As each day goes by, science-fiction becomes less fiction and more science, and IBM’s Watson is a perfect example of this: the unique supercomputer is hinged on a concept called “cognitive computing,” which essentially allows it to work through information and solve problems using context much in the same way that the human brain does.
Think of a standard computer as a “choose your own adventure book,” with rigid structures and no option to stray from the predetermined path, whereas as supercomputer takes all of the information it has available and uses it to determine a unique solution based on past, present and future possibilities.
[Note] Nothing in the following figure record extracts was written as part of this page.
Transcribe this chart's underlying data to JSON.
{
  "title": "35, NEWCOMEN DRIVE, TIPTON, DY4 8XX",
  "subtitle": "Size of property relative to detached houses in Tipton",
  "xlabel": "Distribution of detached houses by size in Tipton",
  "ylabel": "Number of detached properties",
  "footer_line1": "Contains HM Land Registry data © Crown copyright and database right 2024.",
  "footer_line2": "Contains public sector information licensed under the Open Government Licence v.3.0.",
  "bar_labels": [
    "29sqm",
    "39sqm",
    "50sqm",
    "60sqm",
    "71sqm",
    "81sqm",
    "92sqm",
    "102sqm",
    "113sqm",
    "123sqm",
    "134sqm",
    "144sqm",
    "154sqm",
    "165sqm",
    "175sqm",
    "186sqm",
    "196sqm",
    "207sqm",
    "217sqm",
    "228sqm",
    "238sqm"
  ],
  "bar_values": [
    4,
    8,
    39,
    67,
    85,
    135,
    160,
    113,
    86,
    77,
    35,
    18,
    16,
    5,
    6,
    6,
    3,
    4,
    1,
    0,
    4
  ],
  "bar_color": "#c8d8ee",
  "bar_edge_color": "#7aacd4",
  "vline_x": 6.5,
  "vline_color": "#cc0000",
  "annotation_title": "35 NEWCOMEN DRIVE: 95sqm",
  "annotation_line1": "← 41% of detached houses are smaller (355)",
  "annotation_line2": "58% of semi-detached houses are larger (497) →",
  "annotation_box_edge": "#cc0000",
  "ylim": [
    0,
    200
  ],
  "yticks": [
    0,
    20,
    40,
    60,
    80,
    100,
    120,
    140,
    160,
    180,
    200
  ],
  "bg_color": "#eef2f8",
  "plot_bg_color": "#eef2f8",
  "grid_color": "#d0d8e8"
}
And just like the human brain, Watson gets smarter over time and uses previous knowledge and problem-solving techniques as the foundation for future problems, increasing in efficiency and effectiveness as it ages.
A.I. & The Water Crisis
So how exactly does Watson tie into the California water crisis? Recently, an environmental consulting firm called OmniEarth hired the unique supercomputer to examine the water supply in California. Using satellite images, Watson can analyze the state’s farms, vineyards and other environments in search of patterns and trends that could help determine where California’s water is going and implement better solutions to control its distribution.
Could a human do this job? Of course, but it would require time, money and a lot of effort. And a lot of humans.
That’s not to say that Watson is the magical end-all solution for the state’s water crisis. But using a computer founded on cognitive computing allows it to analyze large amounts of data that would be too time consuming for a human to process efficiently, while at the same time picking up on trends and working out solutions.
In other words, it injects a little bit of the “human” side to a process that – with standard computers – would be a simple matter of data processing.
IBM’s Watson isn’t the first time that the world of technology has used the human brain as a model for problem solving. Many algorithms use machine learning — another word for describing cognitive computing — to help computers analyze and learn from data in order to find insights without being told how. Although this is not a new science – everything from web searches to email spam filtering processes use it – it is one that is being increasingly utilized and continues to advance every day, with Watson being a perfect example.
Is It the Right Solution?
IBM’s Watson wasn’t made to deal with California’s water crisis and it has no built-in knowledge of water usage or geographic science. But give it a bit of time and exposure to this kind of data and it will learn from experience, gradually getting better and better. Eventually, Watson could be a key player in California’s water budgets and pinpoint regions with excess water and those that are in dire need of it.
This is a perfect example of how we can work with artificial intelligence to deal with some of our toughest environmental problems. The idea that humans alone can solve some of the most complex and pressing issues we’ve created for ourselves without any help from a perspective far different than our own, is probably a mistaken one. As Albert Einstein once said, “No problem can be solved from the same level of consciousness that created it.”
Of course, there are a number of voices of warning out there, from minds nearly as great. Elon Musk, someone who knows quite a bit about both the environment and technology, and recently started up his own A.I. comapny with fellow entrepreneur, Sam Altman, has stated that the growth of A.I., without any precautionary measures built in at the proper time (i.e. soon) is akin to ‘summoning the demon‘. While IBM’s Watson isn’t quite advanced enough to cause us any worry just yet, its method of learning is similar to that which Musk is eluding. We are living in interesting times indeed.